When your vet conducts a full body examination, he or she will check out your pet's coat and skin, noting any hair loss, itchy spots or lumps. Keep note of your animal's shedding habits so you can let the vet know if anything seems abnormal. The vet will check for parasites, fleas, ticks, mites and heartworms as well.
Vaccinations are also important to your pet, especially if you have a cat or a dog, and your vet will suggest that you make sure they're current. Keeping up to date with vaccinations can prevent your furry friend from getting distemper, rabies, hepatitis and lyme disease. Some vaccinations last longer than others, so speak to your doctor about staying caught up with your animal's shots.
Just like your own health insurance, you want to make sure your animal is covered before he or she needs veterinary services. Some common animal surgeries can cost thousands of dollars, and you don't want to end up having to foot a surprise bill that costs more than your paycheck.

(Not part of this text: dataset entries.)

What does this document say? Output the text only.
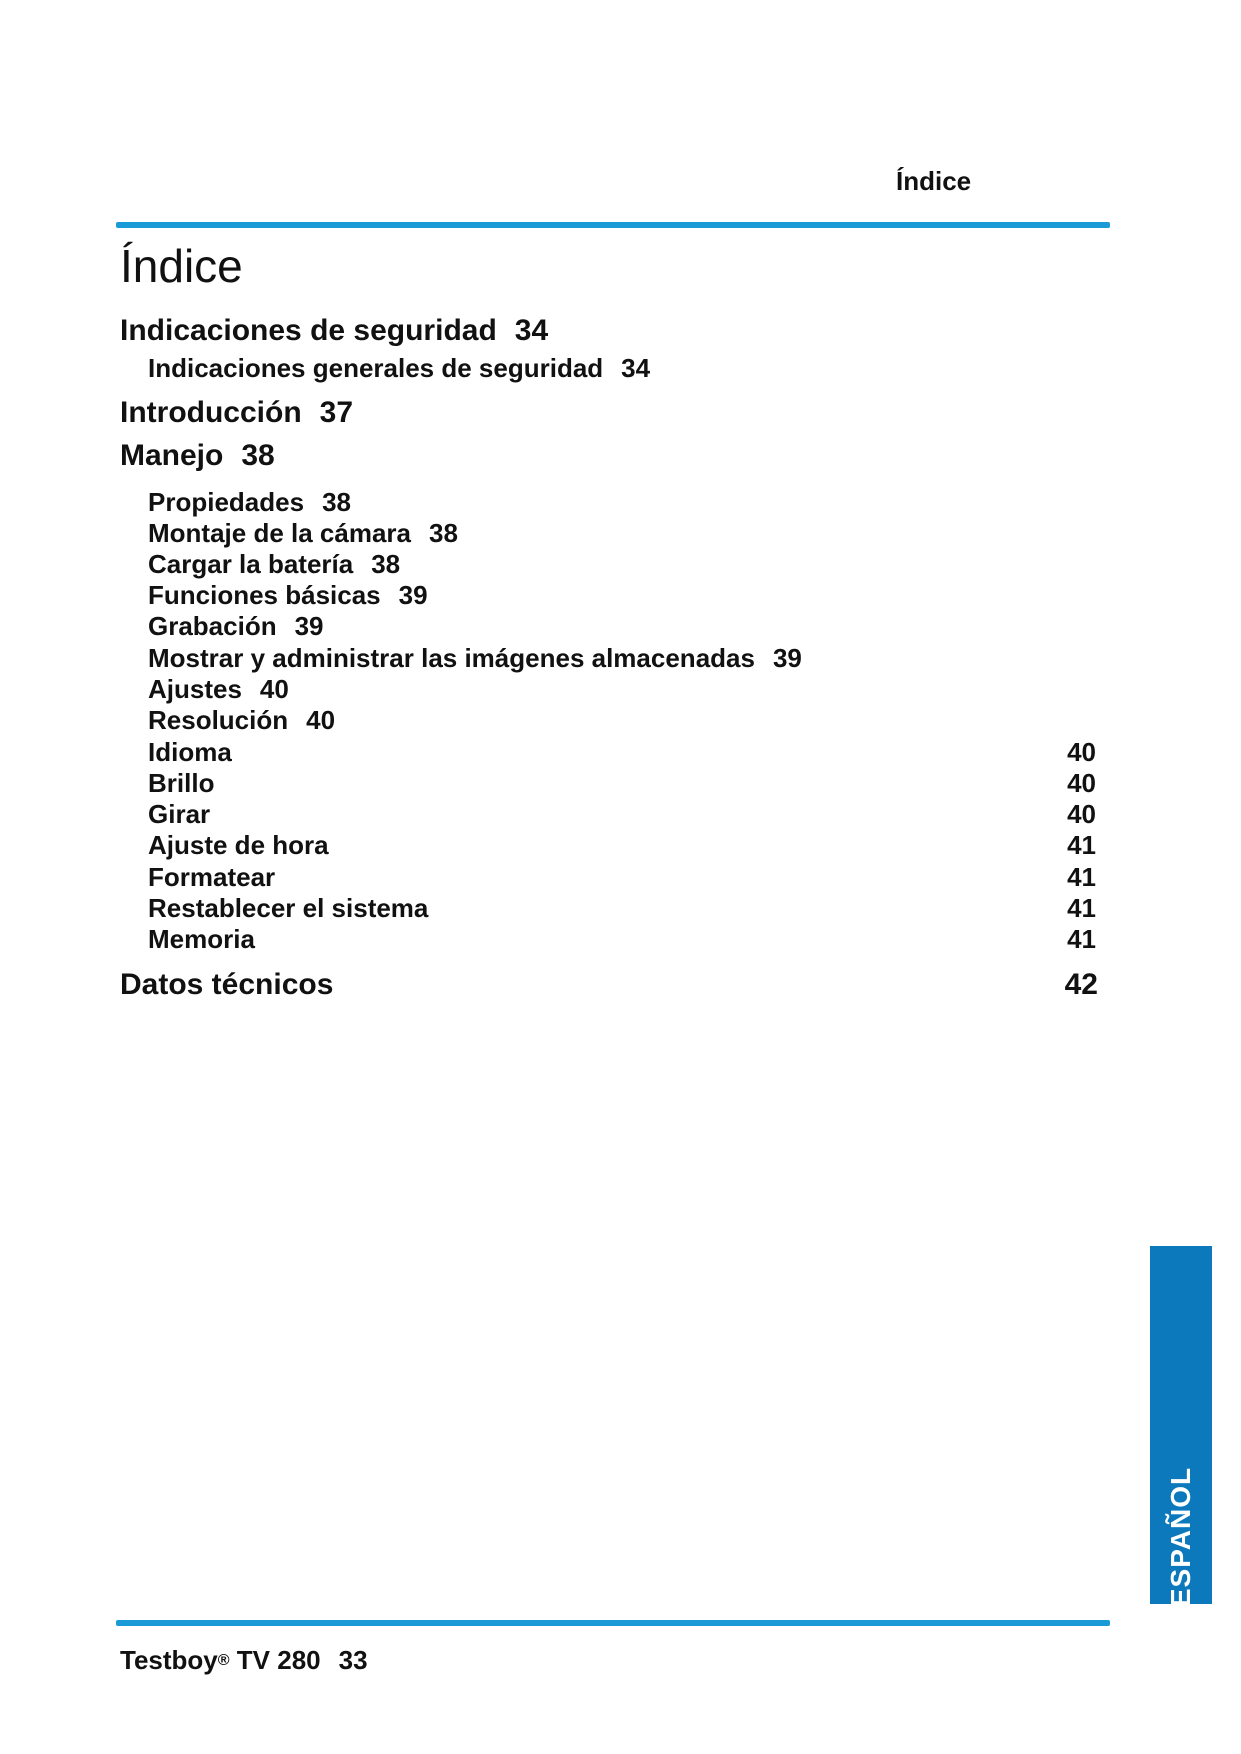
Índice
Índice
Indicaciones de seguridad 34
Indicaciones generales de seguridad 34
Introducción 37
Manejo 38
Propiedades 38
Montaje de la cámara 38
Cargar la batería 38
Funciones básicas 39
Grabación 39
Mostrar y administrar las imágenes almacenadas 39
Ajustes 40
Resolución 40
Idioma	40
Brillo	40
Girar	40
Ajuste de hora	41
Formatear	41
Restablecer el sistema	41
Memoria	41
Datos técnicos	42
ESPAÑOL
Testboy® TV 280 33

There's no set price for pet health insurance. Costs can depend on factors such as where you live, the age and breed of your pet, and how much coverage you want. Before you take out a pet insurance policy, you'll want to meet with your vet to go over what he or she thinks your animal should be covered for. Many vets believe that you should make sure cancer, chronic disease, hereditary and congenital disease, and common breed-related medical conditions are all addressed in your policy.
Some pet owners can't afford insurance for their pet, so there are other options to make paying for surprise pet visits as easy as possible. Some pet stores have wellness plans - which tend to be much cheaper than an insurance policy - that offer shots, check ups, screenings and discounts on various procedures your pet may need. A lot of veterinary offices offer payment plans for pricey procedures as well, as long as you have decent credit history. For a last-ditch option, there are even privately funded organizations that offer pet owners financial aid for their pet's treatments.